Item, le moys de septembre ensuivant, Milan et pluseurs autres cités d'Italie, lesquielles estoient entredites de par le pape, retournèrent humblement à l'obédience de saincte églyse, en promettant convenable satisfaction. Et se aucuns estoient escommeniés, le pape les absolvoit et ostoit tout l'entredit de ladite terre.
Item, environ la feste saint Clément, Mahaut, contesse d'Artois, retourna de Saint-Germain-en-Laye à Paris.
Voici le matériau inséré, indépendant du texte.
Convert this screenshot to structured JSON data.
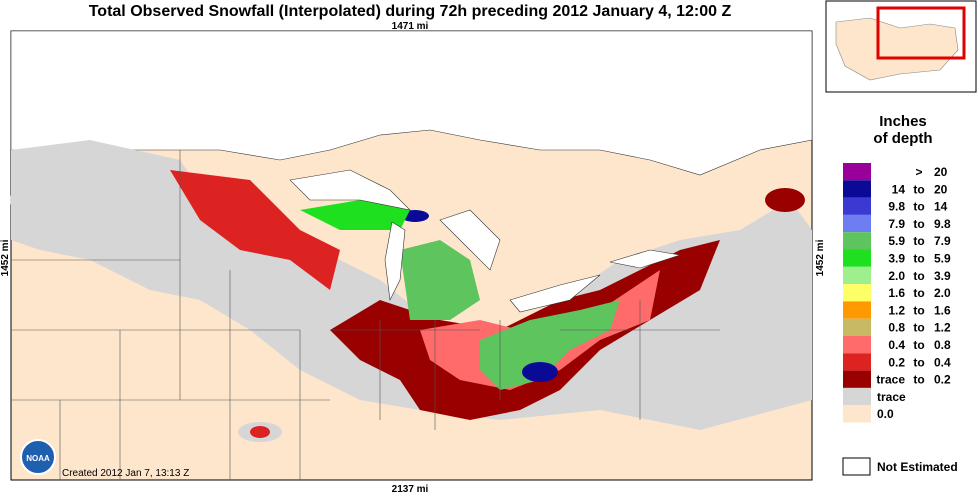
{
  "header": {
    "title": "Total Observed Snowfall (Interpolated) during 72h preceding 2012 January 4, 12:00 Z"
  },
  "map": {
    "top_label": "1471 mi",
    "bottom_label": "2137 mi",
    "left_label": "1452 mi",
    "right_label": "1452 mi",
    "created": "Created 2012 Jan 7, 13:13 Z",
    "logo": "NOAA"
  },
  "legend": {
    "title": "Inches\nof depth",
    "items": [
      {
        "color": "#990099",
        "sep": ">",
        "high": "20"
      },
      {
        "color": "#0a0a96",
        "low": "14",
        "sep": "to",
        "high": "20"
      },
      {
        "color": "#3a3ad2",
        "low": "9.8",
        "sep": "to",
        "high": "14"
      },
      {
        "color": "#6c7ef2",
        "low": "7.9",
        "sep": "to",
        "high": "9.8"
      },
      {
        "color": "#5ec45e",
        "low": "5.9",
        "sep": "to",
        "high": "7.9"
      },
      {
        "color": "#1ee01e",
        "low": "3.9",
        "sep": "to",
        "high": "5.9"
      },
      {
        "color": "#9ef08e",
        "low": "2.0",
        "sep": "to",
        "high": "3.9"
      },
      {
        "color": "#ffff66",
        "low": "1.6",
        "sep": "to",
        "high": "2.0"
      },
      {
        "color": "#ff9900",
        "low": "1.2",
        "sep": "to",
        "high": "1.6"
      },
      {
        "color": "#c8ba64",
        "low": "0.8",
        "sep": "to",
        "high": "1.2"
      },
      {
        "color": "#ff6a6a",
        "low": "0.4",
        "sep": "to",
        "high": "0.8"
      },
      {
        "color": "#dd2222",
        "low": "0.2",
        "sep": "to",
        "high": "0.4"
      },
      {
        "color": "#990000",
        "low": "trace",
        "sep": "to",
        "high": "0.2"
      },
      {
        "color": "#d6d6d6",
        "label": "trace"
      },
      {
        "color": "#fde6cc",
        "label": "0.0"
      }
    ],
    "not_estimated": "Not Estimated"
  }
}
Et puis quant elle ot parlé au roy de certaines besoignes touchant la conté d'Artois, procurant messire Robert d'Artois, son neveu, fils de son frère Phelippe d'Artois, et affermant ladite conté d'Artois, par la succession de son père à luy appartenir par cause de certaines lettres, lesquielles il avoit de nouvel trouvées; jasoit ce que, en la présence du roy de France Phelippe-le-Bel et en la présence dudit Robert d'Artois, en plain parlement à Paris eust esté le contraire jugié, c'est assavoir que ladite conté ne luy appartenoit pas. Adont prist une maladie à ladite Mahaut, dont elle mourut dedens huit jours, et fu enterrée en l'églyse des frères Meneurs à Paris.
Après la mort de ladite Mahaut vint la conté d'Artois à la royne Jehanne de Bourgoigne, jadis femme de Phelippe-le-Lonc, roy de France, et fille de ladite Mahaut.